As related to the case sub judice, OCGA § 32-6-1 provides that a person shall not “obstruct” or “encroach” upon any part of any public road. When “obstruct” and “encroach” are assigned their ordinary, logical and common meanings, any use of a vehicle on a public road results in a violation of OCGA § 32-6-1. In order to use the public road, a vehicle must enter or “encroach” upon the roadway. Additionally, any vehicle upon the public road, whether mobile or stationary, is to some degree an obstacle or impediment to passage and thus constitutes an obstruction upon the roadway. See in this regard Webster’s New Inti. Dictionary, 2d ed. Obviously, such an unacceptable result cannot be the intention of the legislature. When OCGA § 32-6-1 is construed in pari materia with statutes governing the operation and parking of motor vehicles, including OCGA § 32-6-2, we find the parking of motor vehicles on public roads to be fully regulated without reference to the statute under which defendant was prosecuted. See Ryan v. Commrs. of Chatham County, 203 Ga. 730, 731 (1) (48 SE2d 86). Thus, after consideration of the unacceptable result arising from the application of OCGA § 32-6-1 to vehicles and of the fact that the operation and parking of vehicles are fully regulated by other statutes, it is apparent that OCGA § 32-6-1 does not regulate vehicles.
Southern Intermodal Logistics v.
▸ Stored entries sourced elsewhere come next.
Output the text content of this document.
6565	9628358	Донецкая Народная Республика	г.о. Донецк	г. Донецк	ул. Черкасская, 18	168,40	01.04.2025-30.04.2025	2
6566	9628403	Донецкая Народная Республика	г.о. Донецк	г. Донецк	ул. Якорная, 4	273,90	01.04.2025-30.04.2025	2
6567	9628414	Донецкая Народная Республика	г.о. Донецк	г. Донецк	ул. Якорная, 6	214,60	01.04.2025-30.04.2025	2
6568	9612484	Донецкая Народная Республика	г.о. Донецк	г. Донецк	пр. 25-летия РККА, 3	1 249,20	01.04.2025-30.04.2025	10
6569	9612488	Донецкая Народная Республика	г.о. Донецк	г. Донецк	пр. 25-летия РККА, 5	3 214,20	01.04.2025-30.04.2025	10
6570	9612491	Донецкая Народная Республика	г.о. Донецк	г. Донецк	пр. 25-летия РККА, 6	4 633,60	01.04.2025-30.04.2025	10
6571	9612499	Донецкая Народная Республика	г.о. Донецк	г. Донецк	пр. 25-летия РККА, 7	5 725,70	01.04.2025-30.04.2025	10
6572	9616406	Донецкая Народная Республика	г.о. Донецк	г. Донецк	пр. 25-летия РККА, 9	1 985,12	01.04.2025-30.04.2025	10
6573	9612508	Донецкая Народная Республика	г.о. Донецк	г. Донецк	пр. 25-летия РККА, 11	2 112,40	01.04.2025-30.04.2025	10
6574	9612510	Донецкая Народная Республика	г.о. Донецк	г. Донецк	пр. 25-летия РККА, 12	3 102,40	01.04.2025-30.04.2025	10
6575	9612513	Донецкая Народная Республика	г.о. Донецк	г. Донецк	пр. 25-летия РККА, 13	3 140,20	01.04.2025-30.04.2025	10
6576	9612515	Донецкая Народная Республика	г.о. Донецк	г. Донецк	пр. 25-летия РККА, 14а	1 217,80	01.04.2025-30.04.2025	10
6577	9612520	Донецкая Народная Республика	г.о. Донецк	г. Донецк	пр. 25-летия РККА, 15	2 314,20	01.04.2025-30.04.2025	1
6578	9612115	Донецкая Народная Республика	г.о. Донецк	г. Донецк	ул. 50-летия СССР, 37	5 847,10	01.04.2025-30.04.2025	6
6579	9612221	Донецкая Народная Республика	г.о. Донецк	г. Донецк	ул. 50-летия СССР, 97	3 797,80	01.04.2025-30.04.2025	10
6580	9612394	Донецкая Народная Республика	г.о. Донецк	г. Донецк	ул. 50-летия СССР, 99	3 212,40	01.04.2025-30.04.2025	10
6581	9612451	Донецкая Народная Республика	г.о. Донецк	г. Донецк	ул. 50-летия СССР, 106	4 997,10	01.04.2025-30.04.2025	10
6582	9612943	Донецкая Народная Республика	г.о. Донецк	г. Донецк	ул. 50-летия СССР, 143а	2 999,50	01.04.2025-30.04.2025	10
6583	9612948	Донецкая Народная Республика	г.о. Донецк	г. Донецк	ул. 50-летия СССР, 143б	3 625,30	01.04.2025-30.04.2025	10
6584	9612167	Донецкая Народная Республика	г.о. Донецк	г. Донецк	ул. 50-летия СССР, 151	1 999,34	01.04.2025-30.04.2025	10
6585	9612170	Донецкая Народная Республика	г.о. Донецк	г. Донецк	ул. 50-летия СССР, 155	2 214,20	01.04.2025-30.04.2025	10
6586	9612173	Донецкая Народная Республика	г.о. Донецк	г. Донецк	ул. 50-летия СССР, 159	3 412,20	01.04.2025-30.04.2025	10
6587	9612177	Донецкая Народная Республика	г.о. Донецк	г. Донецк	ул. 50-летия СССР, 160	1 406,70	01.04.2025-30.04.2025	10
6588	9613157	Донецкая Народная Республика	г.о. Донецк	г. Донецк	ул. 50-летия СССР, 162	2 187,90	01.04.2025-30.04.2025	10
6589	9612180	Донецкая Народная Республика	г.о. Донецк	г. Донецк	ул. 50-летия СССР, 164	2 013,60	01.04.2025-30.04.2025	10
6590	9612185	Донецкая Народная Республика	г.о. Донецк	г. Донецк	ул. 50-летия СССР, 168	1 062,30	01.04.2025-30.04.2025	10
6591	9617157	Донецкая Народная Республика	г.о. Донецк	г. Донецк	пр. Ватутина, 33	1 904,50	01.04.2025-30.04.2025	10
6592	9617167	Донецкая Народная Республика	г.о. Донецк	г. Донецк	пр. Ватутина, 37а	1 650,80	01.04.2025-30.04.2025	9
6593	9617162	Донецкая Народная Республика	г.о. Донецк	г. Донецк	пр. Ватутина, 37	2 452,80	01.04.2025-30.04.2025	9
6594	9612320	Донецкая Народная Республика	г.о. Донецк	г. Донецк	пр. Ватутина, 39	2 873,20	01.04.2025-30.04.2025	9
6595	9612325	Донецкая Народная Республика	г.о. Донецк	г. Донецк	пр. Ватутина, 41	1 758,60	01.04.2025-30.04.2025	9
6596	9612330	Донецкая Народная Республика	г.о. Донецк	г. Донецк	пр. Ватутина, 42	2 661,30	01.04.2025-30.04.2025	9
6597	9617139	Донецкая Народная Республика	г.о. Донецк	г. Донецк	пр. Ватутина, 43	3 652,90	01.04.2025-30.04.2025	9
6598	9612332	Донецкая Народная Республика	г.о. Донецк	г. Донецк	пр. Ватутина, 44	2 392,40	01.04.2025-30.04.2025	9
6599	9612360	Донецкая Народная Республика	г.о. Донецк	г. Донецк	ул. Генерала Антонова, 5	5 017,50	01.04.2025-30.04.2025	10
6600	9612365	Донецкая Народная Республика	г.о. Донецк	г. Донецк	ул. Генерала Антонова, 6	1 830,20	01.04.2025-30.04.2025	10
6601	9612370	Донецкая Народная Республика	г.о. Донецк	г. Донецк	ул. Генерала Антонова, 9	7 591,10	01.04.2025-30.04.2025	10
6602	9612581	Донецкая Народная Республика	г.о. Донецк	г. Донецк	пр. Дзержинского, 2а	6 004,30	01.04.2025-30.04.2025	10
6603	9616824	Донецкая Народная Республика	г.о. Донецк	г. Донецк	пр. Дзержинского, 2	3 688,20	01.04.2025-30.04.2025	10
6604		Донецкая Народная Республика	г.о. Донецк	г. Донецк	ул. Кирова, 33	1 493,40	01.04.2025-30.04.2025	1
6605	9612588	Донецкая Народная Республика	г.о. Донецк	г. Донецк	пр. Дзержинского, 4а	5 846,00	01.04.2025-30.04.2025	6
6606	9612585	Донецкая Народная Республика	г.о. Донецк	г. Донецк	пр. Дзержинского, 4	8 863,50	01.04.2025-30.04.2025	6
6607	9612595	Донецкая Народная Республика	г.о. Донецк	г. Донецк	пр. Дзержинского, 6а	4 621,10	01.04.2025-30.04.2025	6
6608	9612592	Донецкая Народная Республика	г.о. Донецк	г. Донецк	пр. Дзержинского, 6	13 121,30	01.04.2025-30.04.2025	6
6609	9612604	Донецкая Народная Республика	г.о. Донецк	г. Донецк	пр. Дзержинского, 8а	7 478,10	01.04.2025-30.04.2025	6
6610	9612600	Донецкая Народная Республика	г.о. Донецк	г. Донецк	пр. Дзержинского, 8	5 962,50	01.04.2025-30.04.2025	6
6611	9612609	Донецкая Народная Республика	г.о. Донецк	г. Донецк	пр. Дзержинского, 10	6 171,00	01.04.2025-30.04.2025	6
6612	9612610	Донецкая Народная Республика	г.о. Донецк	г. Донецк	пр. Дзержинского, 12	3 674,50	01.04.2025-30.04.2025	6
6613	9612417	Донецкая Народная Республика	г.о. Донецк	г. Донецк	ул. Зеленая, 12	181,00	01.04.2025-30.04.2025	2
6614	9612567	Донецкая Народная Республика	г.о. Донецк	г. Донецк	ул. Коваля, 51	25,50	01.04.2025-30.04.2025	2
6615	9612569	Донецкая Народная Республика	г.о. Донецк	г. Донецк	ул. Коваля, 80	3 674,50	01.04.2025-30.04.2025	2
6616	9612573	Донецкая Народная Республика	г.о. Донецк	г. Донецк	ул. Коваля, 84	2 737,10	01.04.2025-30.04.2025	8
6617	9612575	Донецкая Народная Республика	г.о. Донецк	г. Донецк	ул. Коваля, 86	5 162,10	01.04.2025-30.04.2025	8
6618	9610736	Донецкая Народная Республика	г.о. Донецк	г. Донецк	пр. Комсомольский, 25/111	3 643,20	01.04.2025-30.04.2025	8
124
Coleman, 175 Ga. App. 853, 854 (2) (334 SE2d 888) correctly construes OCGA § 32-6-1 as not regulating the parking of vehicles on the right-of-way of State highways, albeit the use of the word “structure” in Southern Intermodal has apparently obscured the holding in that case and drawn attention from the true issues in the case sub judice. However, see Smith v. Hiawassee Hardware Co., 167 Ga. App. 70, 71 (305 SE2d 805). In Southern Intermodal we referred to the non-vehicular item to which OCGA § 32-6-1 is applicable as a “structure.” The use of this particular term may be lacking in precision but as applied to the facts of that case led to a correct result.
Since OCGA § 32-6-1 does not in any way regulate vehicles used *870upon State highways, the conviction of defendant was not authorized. That which a citizen may legally do is not a proper ground for punishment as a crime. Sowards v. State, 137 Ga. App. 423, 425 (224 SE2d 85).” Hardeman v. State, 154 Ga. App. 364, 365 (268 SE2d 415). The judgment below must be reversed.
Judgment reversed.
Carley, C. J., Birdsong, Sognier, Pope and Cooper, JJ., concur. Deen, P. J., and Banke, P. J., concur and also concur specially. Beasley, J., dissents.